La manifestazione che fino ad ora era nota come E‑Regatta si rinnova e assume una nuova veste: la Green Parade arriva al Salone Nautico di Venezia come un percorso spettacolare e competitivo pensato per mettere in mostra la mobilità elettrica sull’acqua. Organizzata da Assonautica di Venezia – Camera di Commercio Venezia Rovigo in collaborazione con Vela Spa, l’iniziativa si svolge nell’area storica dell’Arsenale e prevede tre giornate interamente dedicate alle soluzioni a basso impatto ambientale.
Un corteo acqueo che guarda al futuro
Dal 29 al 31 maggio le imbarcazioni partecipanti percorreranno un itinerario che parte dall’Arsenale e raggiunge la cornice monumentale di San Marco attraversando il Canal Grande. Questa sfilata assume anche valore competitivo con l’introduzione del Green Parade – Trofeo Salone Nautico di Venezia, pensato per premiare non solo l’estetica e la performance sportiva, ma soprattutto l’innovazione tecnologica e la sostenibilità.
L’obiettivo dichiarato è trasformare Venezia in un vero e proprio laboratorio di mobilità sostenibile, dimostrando come le imbarcazioni a propulsione elettrica possano integrarsi nel tessuto urbano senza rumore né emissioni.
Il percorso e l’esperienza per il pubblico
La passerella acquatica offre al pubblico un panorama inconsueto: barche silenziose che costeggiano i sestieri e attraversano il cuore della città, creando un dialogo visivo tra tradizione marinara e tecnologie moderne. La Green Parade punta a coinvolgere equipaggi internazionali e aziende del settore, favorendo la visibilità delle soluzioni più avanzate in tema di propulsioni elettriche e sistemi a idrogeno, con una particolare attenzione alla riduzione dell’impatto ambientale e alla compatibilità con gli spazi urbani.

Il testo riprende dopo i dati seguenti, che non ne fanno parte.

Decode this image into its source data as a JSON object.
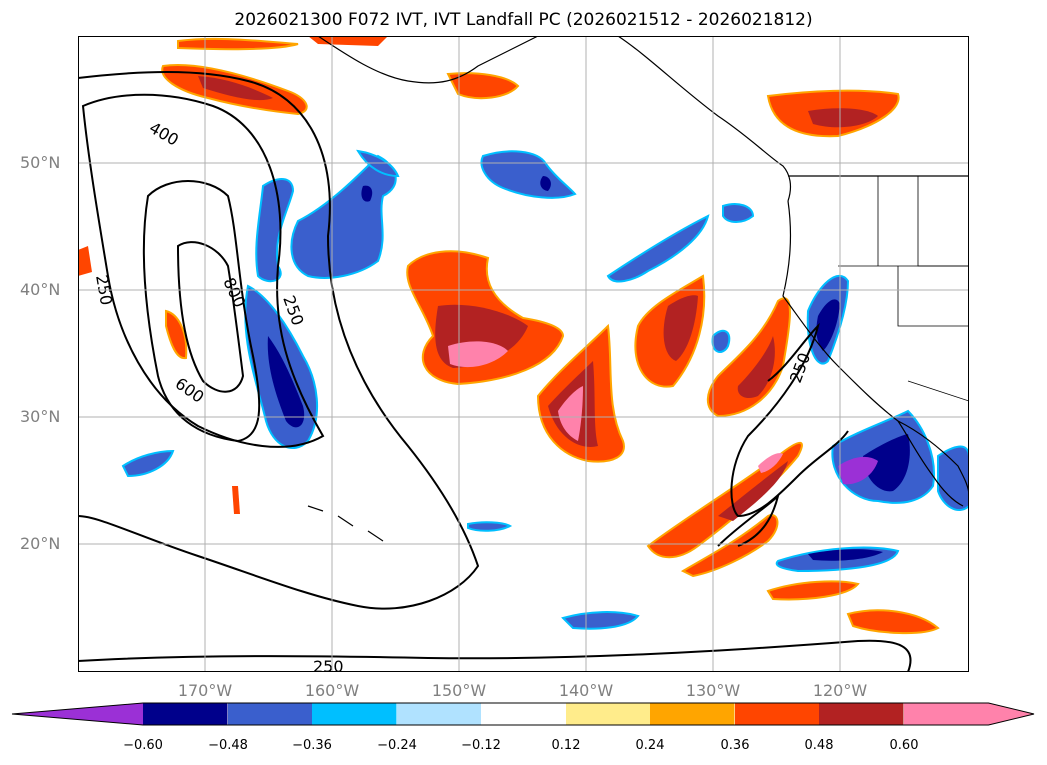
{
  "title": "2026021300 F072 IVT, IVT Landfall PC (2026021512 - 2026021812)",
  "axes": {
    "lat_labels": [
      "50°N",
      "40°N",
      "30°N",
      "20°N"
    ],
    "lon_labels": [
      "170°W",
      "160°W",
      "150°W",
      "140°W",
      "130°W",
      "120°W"
    ],
    "grid": true
  },
  "contours": {
    "line_color": "#000000",
    "labels": [
      "400",
      "250",
      "800",
      "250",
      "600",
      "250",
      "250"
    ]
  },
  "colorbar": {
    "ticks": [
      "−0.60",
      "−0.48",
      "−0.36",
      "−0.24",
      "−0.12",
      "0.12",
      "0.24",
      "0.36",
      "0.48",
      "0.60"
    ],
    "bins": [
      {
        "color": "#9b30d6"
      },
      {
        "color": "#00008b"
      },
      {
        "color": "#3a5fcd"
      },
      {
        "color": "#00bfff"
      },
      {
        "color": "#b0e2ff"
      },
      {
        "color": "#ffffff"
      },
      {
        "color": "#ffec8b"
      },
      {
        "color": "#ffa500"
      },
      {
        "color": "#ff4500"
      },
      {
        "color": "#b22222"
      },
      {
        "color": "#ff82ab"
      },
      {
        "color": "#ff82ab"
      }
    ]
  }
}
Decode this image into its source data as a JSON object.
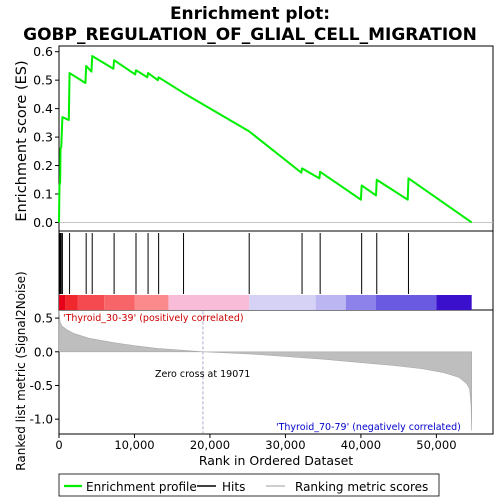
{
  "chart_data": {
    "type": "line",
    "title_line1": "Enrichment plot:",
    "title_line2": "GOBP_REGULATION_OF_GLIAL_CELL_MIGRATION",
    "es_ylabel": "Enrichment score (ES)",
    "rank_ylabel": "Ranked list metric (Signal2Noise)",
    "xlabel": "Rank in Ordered Dataset",
    "x_max": 54675,
    "xlim": [
      0,
      57500
    ],
    "x_ticks": [
      0,
      10000,
      20000,
      30000,
      40000,
      50000
    ],
    "x_tick_labels": [
      "0",
      "10,000",
      "20,000",
      "30,000",
      "40,000",
      "50,000"
    ],
    "es_ylim": [
      -0.03,
      0.62
    ],
    "es_ticks": [
      0.0,
      0.1,
      0.2,
      0.3,
      0.4,
      0.5,
      0.6
    ],
    "es_tick_labels": [
      "0.0",
      "0.1",
      "0.2",
      "0.3",
      "0.4",
      "0.5",
      "0.6"
    ],
    "enrichment_profile": [
      [
        0,
        0
      ],
      [
        60,
        0.13
      ],
      [
        150,
        0.14
      ],
      [
        200,
        0.26
      ],
      [
        300,
        0.265
      ],
      [
        450,
        0.37
      ],
      [
        1300,
        0.36
      ],
      [
        1400,
        0.525
      ],
      [
        3500,
        0.49
      ],
      [
        3600,
        0.55
      ],
      [
        4300,
        0.53
      ],
      [
        4400,
        0.585
      ],
      [
        7200,
        0.54
      ],
      [
        7300,
        0.57
      ],
      [
        10100,
        0.52
      ],
      [
        10200,
        0.535
      ],
      [
        11700,
        0.51
      ],
      [
        11800,
        0.525
      ],
      [
        13100,
        0.5
      ],
      [
        13200,
        0.51
      ],
      [
        16500,
        0.455
      ],
      [
        25200,
        0.32
      ],
      [
        32100,
        0.175
      ],
      [
        32200,
        0.19
      ],
      [
        34500,
        0.155
      ],
      [
        34600,
        0.178
      ],
      [
        40000,
        0.08
      ],
      [
        40100,
        0.13
      ],
      [
        42000,
        0.095
      ],
      [
        42100,
        0.15
      ],
      [
        46200,
        0.08
      ],
      [
        46300,
        0.155
      ],
      [
        54675,
        0.0
      ]
    ],
    "hits": [
      60,
      150,
      200,
      300,
      450,
      1400,
      3600,
      4400,
      7300,
      10200,
      11800,
      13200,
      16500,
      25200,
      32200,
      34600,
      40100,
      42100,
      46300
    ],
    "rank_ylim": [
      -1.22,
      0.62
    ],
    "rank_ticks": [
      0.5,
      0.0,
      -0.5,
      -1.0
    ],
    "rank_tick_labels": [
      "0.5",
      "0.0",
      "-0.5",
      "-1.0"
    ],
    "ranking_metric_curve": [
      [
        0,
        0.62
      ],
      [
        150,
        0.44
      ],
      [
        400,
        0.38
      ],
      [
        1000,
        0.33
      ],
      [
        2000,
        0.27
      ],
      [
        4000,
        0.2
      ],
      [
        7000,
        0.14
      ],
      [
        10000,
        0.09
      ],
      [
        13000,
        0.05
      ],
      [
        16000,
        0.025
      ],
      [
        19071,
        0.0
      ],
      [
        25000,
        -0.03
      ],
      [
        30000,
        -0.07
      ],
      [
        35000,
        -0.11
      ],
      [
        40000,
        -0.16
      ],
      [
        44000,
        -0.2
      ],
      [
        48000,
        -0.25
      ],
      [
        51000,
        -0.31
      ],
      [
        53000,
        -0.38
      ],
      [
        54000,
        -0.47
      ],
      [
        54400,
        -0.55
      ],
      [
        54600,
        -0.8
      ],
      [
        54675,
        -1.17
      ]
    ],
    "zero_cross": 19071,
    "zero_cross_label": "Zero cross at 19071",
    "pos_label": "'Thyroid_30-39' (positively correlated)",
    "neg_label": "'Thyroid_70-79' (negatively correlated)",
    "heat_segments": [
      {
        "start": 0,
        "end": 800,
        "color": "#e8001a"
      },
      {
        "start": 800,
        "end": 2500,
        "color": "#f0282e"
      },
      {
        "start": 2500,
        "end": 6000,
        "color": "#f54a4f"
      },
      {
        "start": 6000,
        "end": 10000,
        "color": "#f86568"
      },
      {
        "start": 10000,
        "end": 14500,
        "color": "#fb8a8c"
      },
      {
        "start": 14500,
        "end": 25200,
        "color": "#f8bcd8"
      },
      {
        "start": 25200,
        "end": 34000,
        "color": "#d6d2f6"
      },
      {
        "start": 34000,
        "end": 38000,
        "color": "#bcb6f2"
      },
      {
        "start": 38000,
        "end": 42000,
        "color": "#8c82ea"
      },
      {
        "start": 42000,
        "end": 50000,
        "color": "#6a5ae2"
      },
      {
        "start": 50000,
        "end": 54675,
        "color": "#3a10cc"
      }
    ],
    "colors": {
      "profile": "#00ee00",
      "hit": "#000000",
      "metric_fill": "#bebebe",
      "pos_text": "#cc0000",
      "neg_text": "#0000cc",
      "zero_line": "#a0a0c8"
    },
    "legend": {
      "profile": "Enrichment profile",
      "hits": "Hits",
      "metric": "Ranking metric scores"
    }
  }
}
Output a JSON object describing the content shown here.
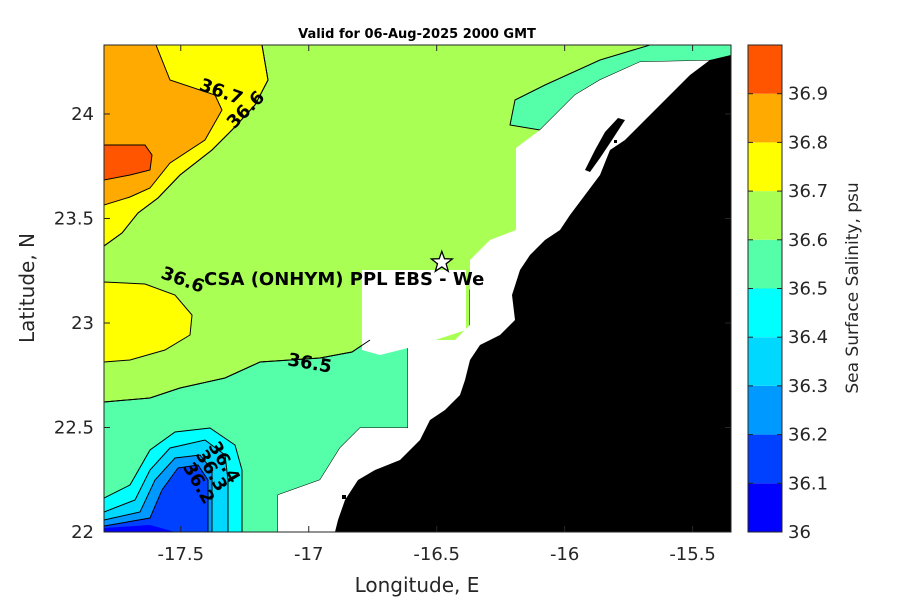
{
  "chart_data": {
    "type": "heatmap",
    "title": "Valid for 06-Aug-2025 2000 GMT",
    "xlabel": "Longitude, E",
    "ylabel": "Latitude, N",
    "xlim": [
      -17.8,
      -15.35
    ],
    "ylim": [
      22,
      24.33
    ],
    "x_ticks": [
      -17.5,
      -17,
      -16.5,
      -16,
      -15.5
    ],
    "y_ticks": [
      22,
      22.5,
      23,
      23.5,
      24
    ],
    "colorbar": {
      "label": "Sea Surface Salinity, psu",
      "levels": [
        36,
        36.1,
        36.2,
        36.3,
        36.4,
        36.5,
        36.6,
        36.7,
        36.8,
        36.9
      ],
      "colors": [
        "#0000ff",
        "#0040ff",
        "#0099ff",
        "#00d8ff",
        "#00ffff",
        "#55ffaa",
        "#aaff55",
        "#ffff00",
        "#ffaa00",
        "#ff5500"
      ]
    },
    "contour_labels": [
      {
        "text": "36.7",
        "lon": -17.35,
        "lat": 24.08
      },
      {
        "text": "36.6",
        "lon": -17.23,
        "lat": 24.0
      },
      {
        "text": "36.6",
        "lon": -17.5,
        "lat": 23.18
      },
      {
        "text": "36.5",
        "lon": -17.0,
        "lat": 22.78
      },
      {
        "text": "36.4",
        "lon": -17.35,
        "lat": 22.32
      },
      {
        "text": "36.3",
        "lon": -17.4,
        "lat": 22.28
      },
      {
        "text": "36.2",
        "lon": -17.45,
        "lat": 22.22
      }
    ],
    "site": {
      "label": "CSA (ONHYM) PPL EBS - We",
      "lon": -16.48,
      "lat": 23.29
    }
  },
  "colors": {
    "land": "#000000",
    "nodata": "#ffffff",
    "contour": "#000000"
  }
}
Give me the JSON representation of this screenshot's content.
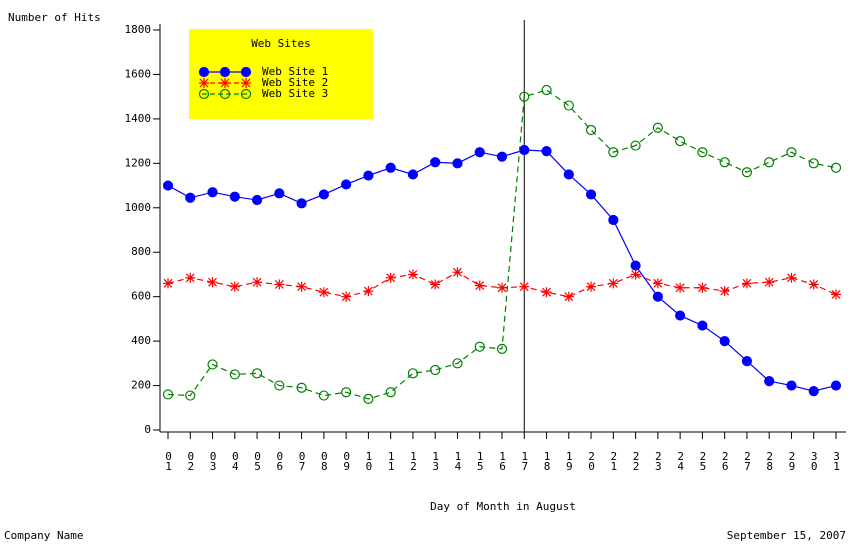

Premi e criteri di valutazione
Per valorizzare le diverse eccellenze della nautica sostenibile, l’organizzazione ha previsto una serie di riconoscimenti tematici.
Tra i premi spiccano il Premio Immagine per l’equipaggio o la barca più originale, il Premio Ambiente per il mezzo con minor impatto ambientale e il Premio Tecnologico dedicato alle soluzioni tecniche più innovative. Non mancano categorie rivolte all’accessibilità, all’economicità e alla ricerca: Premio Economico, Premio Accessibilità e Premio Ricerca riservato alle università. Infine, il Premio Venezia sottolinea l’importanza di limitare il moto ondoso per preservare il fragile equilibrio lagunare.
Valori e impatti misurabili
La giuria valuterà non solo l’aspetto estetico ma anche indicatori tecnici ed etici: efficienza energetica, riduzione delle emissioni, soluzioni per l’accesso delle persone con ridotta mobilità e l’adozione di componenti sostenibili nella filiera. Il premio Lunga Rotta celebra la partecipazione internazionale, riconoscendo chi arriva da più lontano e contribuendo a fare della Green Parade una vetrina globale per la nautica a basso impatto.
Convegno, dibattiti e conclusione delle giornate
Il cuore tecnico dell’evento è rappresentato dal convegno dedicato alla Transizione Ecologica, Energetica e Digitale, in programma sabato 30 maggio alle 11:00 nella Sala degli Squadratori in Arsenale. L’incontro mette a confronto istituzioni, aziende e ricercatori su strategie e tecnologie per una navigazione più pulita. La chiusura formale della manifestazione è fissata per domenica 31 maggio alle 11:00 con la cerimonia di premiazione sul palco dell’Area Sommergibile, alla presenza delle autorità locali e dei rappresentanti del settore.
Ruolo di Venezia e dichiarazioni istituzionali
Secondo i promotori Venezia rappresenta un contesto ideale per sperimentare nuove forme di mobilità acquatica: come sottolineato dai responsabili di Vela Spa e dagli organizzatori, la città può diventare un pilastro per la diffusione della navigazione elettrica.
L’evento, alla sua sesta edizione, nasce con l’intento di promuovere ricerca, sviluppo e collaborazione pubblico‑privata: una piattaforma in cui le innovazioni si misurano in condizioni reali e dove si favorisce il dialogo tra tradizione marittima e futuro tecnologico.
La Green Parade non è soltanto una sfilata: è un’occasione per creare reti, testare soluzioni e tracciare possibili standard comuni per una nautica più responsabile. Con la città come palcoscenico, l’iniziativa solleva una domanda aperta sulle prospettive future: come si potrà conciliare bellezza, prestazioni e tutela ambientale in una navigazione che aspira a essere davvero sostenibile?